In the present study, it was observed that PMN and DD values were marginally correlated before talc poudrage, but they showed a strong negative correlation within 24 and 48 h. Although the nature of this interrelation is obscure, it seems that a successful pleurodesis with talc needs an intense neutrophilic reaction with concurrent suppression of fibrinolysis. This loss of fibrinolytic activity might be caused by PMN-mediated degradation of plasmin, as well as both urokinase and tissue-type plasminogen activators 24.

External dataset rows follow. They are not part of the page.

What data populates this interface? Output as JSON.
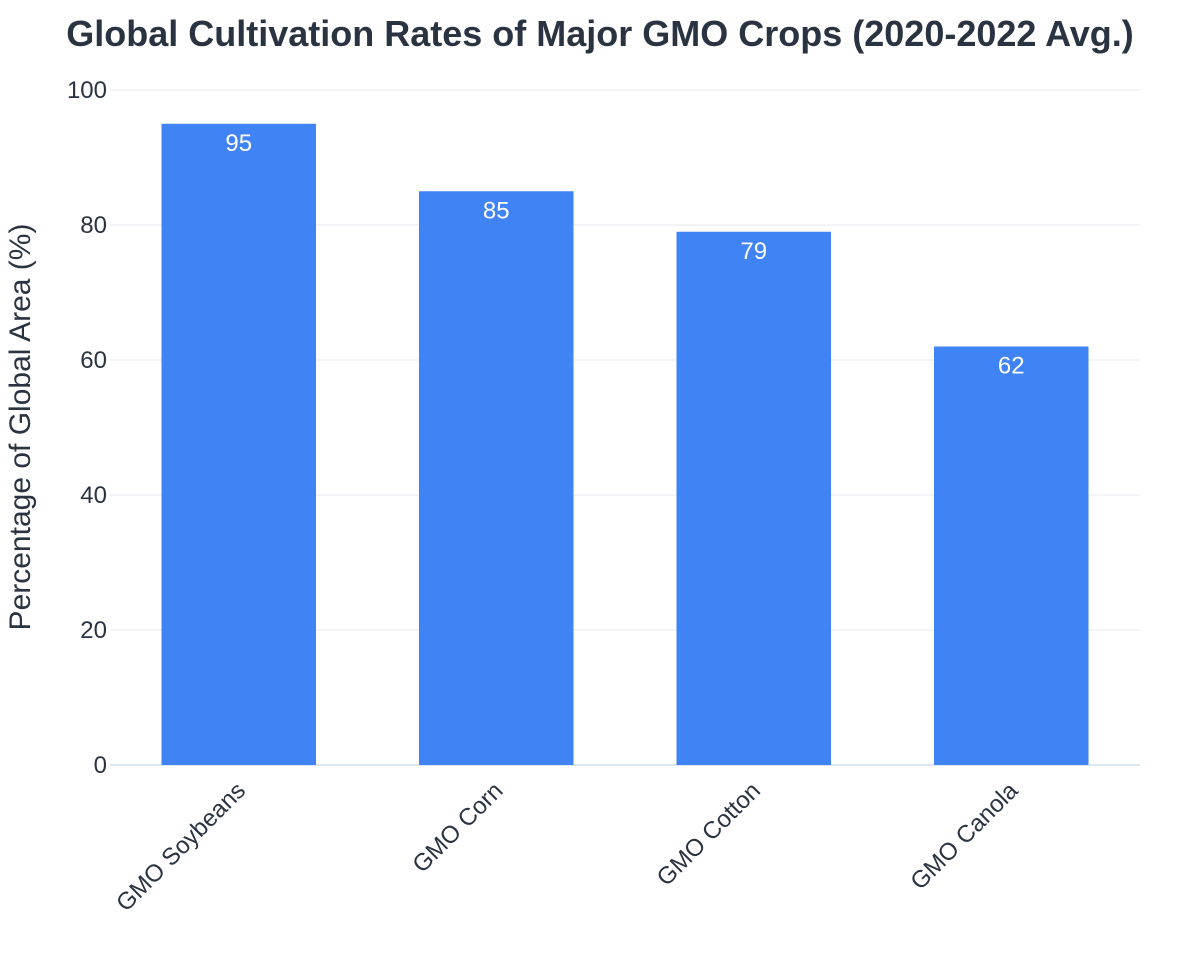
{
  "chart_data": {
    "type": "bar",
    "title": "Global Cultivation Rates of Major GMO Crops (2020-2022 Avg.)",
    "xlabel": "",
    "ylabel": "Percentage of Global Area (%)",
    "categories": [
      "GMO Soybeans",
      "GMO Corn",
      "GMO Cotton",
      "GMO Canola"
    ],
    "values": [
      95,
      85,
      79,
      62
    ],
    "ylim": [
      0,
      100
    ],
    "yticks": [
      0,
      20,
      40,
      60,
      80,
      100
    ],
    "grid": true,
    "data_labels": true,
    "legend": "none",
    "colors": {
      "bar": "#3f83f4",
      "grid": "#edf1f5",
      "axis_line": "#dce7f3",
      "text": "#2a3342",
      "label": "#ffffff"
    }
  }
}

The current authors found that PMN values >61%, and DD values <61 mg·mL1, 24 h after talc poudrage, could best predict a successful result. However, these cut-off points should be considered as indicative because the efficacy of talc as a sclerosant (success rate = 92%) might produce a bias, due to the small number of patients in the F group. The results from the current study imply that cases that tend to have a different pattern of response to talc than that summarised in figure 3
will probably fail. In such cases additional measures could be considered to enhance local reactions, such as the application of an additional dose of talc through the thoracic tube (slurry) or the prolongation of pleural drainage for a few days with increased suction.
The present authors conclude that talc, shortly after its instillation, induces a neutrophilic reaction and causes a decrease of the fibrinolytic activity into the pleural cavity. The intensity of these reactions, reflected by the levels of polymorphonucleate and D-dimer in pleural fluid after talc poudrage, seems to correlate with the outcome of pleurodesis. Since the measurement of both polymorphonucleate and D-dimer values can be performed by simple and easily available techniques, the current authors believe that these parameters can be useful in monitoring the ongoing pleurodesis process after the application of talc.